The decency mob (Morality in Media, Catholic Church, etc.) wants more restrictions. They demand the government take more responsibility for deciding what words and images are harmful for people to hear and see, and they would give the government more power to enforce its vision. That’s their program: smaller government when it comes to health, education, science, and food safety; larger government when it comes to restricting one’s private choices of entertainment, sexual activity, and medical decisions.

Fast forward to 2012. The Obama administration has asked the Supreme Court to review a federal court’s decision that the FCC acted capriciously in levying huge fines for a ½-second nipple shot. In this regard, they are clones of the Bush Administration. And in this regard they are no friend of the American people, no friend of free speech, no friend of freedom.

So why are two successive presidencies, not to mention the national morality apparatus, obsessed with a half-second of nipple? Why are millions more of your tax dollars about to be spent attempting to punish CBS for what they failed to prevent over 8 years ago?

“Politics” is too simple an answer. It’s a special kind of politics: coding certain phenomena as sexual (a nipple minding its own business, unmarried people trying to adopt a baby, two men wanting hospital privileges for each other, a beach on which adults and children are naked, etc.), then using opposition to those things to demonstrate a simplistic position (pro-family, anti-sexual freedom, pro-authority, anti-female sexuality, pro-religion, anti-secularism, etc.).

In America, coding behavior or institutions as sexual makes them public, subject to public control. There is virtually no private sexual behavior in America—from the desire to restrict abortion and contraception, to the campaign to eliminate pay-TV porn in hotel rooms, to the extra taxes extorted from patrons of strip clubs—the “public-izing” of sex is a key weapon in the War On Sex.
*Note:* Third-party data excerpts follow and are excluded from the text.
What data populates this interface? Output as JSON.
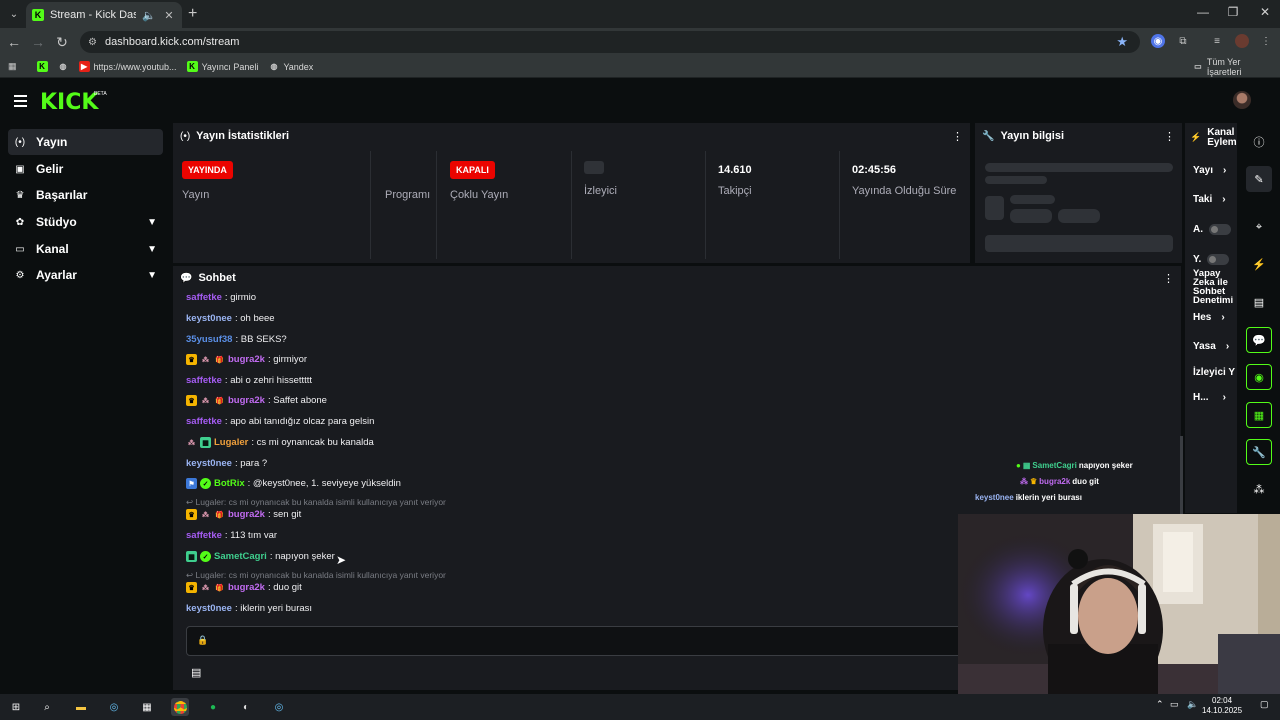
{
  "browser": {
    "tab_title": "Stream - Kick Dashboard",
    "url": "dashboard.kick.com/stream",
    "bookmarks": [
      {
        "label": "https://www.youtub..."
      },
      {
        "label": "Yayıncı Paneli"
      },
      {
        "label": "Yandex"
      }
    ],
    "all_bookmarks": "Tüm Yer İşaretleri"
  },
  "header": {
    "logo": "KICK",
    "beta": "BETA"
  },
  "sidebar": {
    "items": [
      {
        "label": "Yayın",
        "icon": "broadcast-icon"
      },
      {
        "label": "Gelir",
        "icon": "wallet-icon"
      },
      {
        "label": "Başarılar",
        "icon": "trophy-icon"
      },
      {
        "label": "Stüdyo",
        "icon": "palette-icon"
      },
      {
        "label": "Kanal",
        "icon": "tv-icon"
      },
      {
        "label": "Ayarlar",
        "icon": "gear-icon"
      }
    ]
  },
  "stats": {
    "title": "Yayın İstatistikleri",
    "live_badge": "YAYINDA",
    "live_label": "Yayın",
    "program_label": "Programı",
    "multi_badge": "KAPALI",
    "multi_label": "Çoklu Yayın",
    "viewers_label": "İzleyici",
    "followers_value": "14.610",
    "followers_label": "Takipçi",
    "uptime_value": "02:45:56",
    "uptime_label": "Yayında Olduğu Süre"
  },
  "stream_info": {
    "title": "Yayın bilgisi"
  },
  "channel_actions": {
    "title": "Kanal Eylemleri",
    "rows": [
      {
        "label": "Yayı"
      },
      {
        "label": "Taki"
      },
      {
        "label": "A."
      },
      {
        "label": "Y."
      },
      {
        "label": "Yapay Zeka ile Sohbet Denetimi"
      },
      {
        "label": "Hes"
      },
      {
        "label": "Yasa"
      },
      {
        "label": "İzleyici Y"
      },
      {
        "label": "H..."
      }
    ]
  },
  "chat": {
    "title": "Sohbet",
    "messages": [
      {
        "user": "saffetke",
        "text": ": girmio"
      },
      {
        "user": "keyst0nee",
        "text": ": oh beee"
      },
      {
        "user": "35yusuf38",
        "text": ": BB SEKS?"
      },
      {
        "user": "bugra2k",
        "text": ": girmiyor"
      },
      {
        "user": "saffetke",
        "text": ": abi o zehri hissettttt"
      },
      {
        "user": "bugra2k",
        "text": ": Saffet abone"
      },
      {
        "user": "saffetke",
        "text": ": apo abi tanıdığız olcaz para gelsin"
      },
      {
        "user": "Lugaler",
        "text": ": cs mi oynanıcak bu kanalda"
      },
      {
        "user": "keyst0nee",
        "text": ": para ?"
      },
      {
        "user": "BotRix",
        "text": ": @keyst0nee, 1. seviyeye yükseldin"
      },
      {
        "reply": "Lugaler: cs mi oynanıcak bu kanalda isimli kullanıcıya yanıt veriyor"
      },
      {
        "user": "bugra2k",
        "text": ": sen git"
      },
      {
        "user": "saffetke",
        "text": ": 113 tım var"
      },
      {
        "user": "SametCagri",
        "text": ": napıyon şeker"
      },
      {
        "reply": "Lugaler: cs mi oynanıcak bu kanalda isimli kullanıcıya yanıt veriyor"
      },
      {
        "user": "bugra2k",
        "text": ": duo git"
      },
      {
        "user": "keyst0nee",
        "text": ": iklerin yeri burası"
      }
    ],
    "overlay": [
      {
        "user": "SametCagri",
        "text": "napıyon şeker"
      },
      {
        "user": "bugra2k",
        "text": "duo git"
      },
      {
        "user": "keyst0nee",
        "text": "iklerin yeri burası"
      }
    ]
  },
  "taskbar": {
    "time": "02:04",
    "date": "14.10.2025"
  },
  "colors": {
    "accent": "#53fc18",
    "live": "#eb0400",
    "panel": "#191b1f",
    "bg": "#0b0e0f"
  }
}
Bush pursued this War enthusiastically because he could. Obama does it because he feels he has to. Bush was sincere, Obama is cynical. Obama is the more hypocritical of the two.

Today, when corporations contribute money to politicians it’s called free speech. When networks show a half-second of nipple it’s called obscene. Eager to demonstrate their morality, American politicians need the designated obscene, even while they damn it.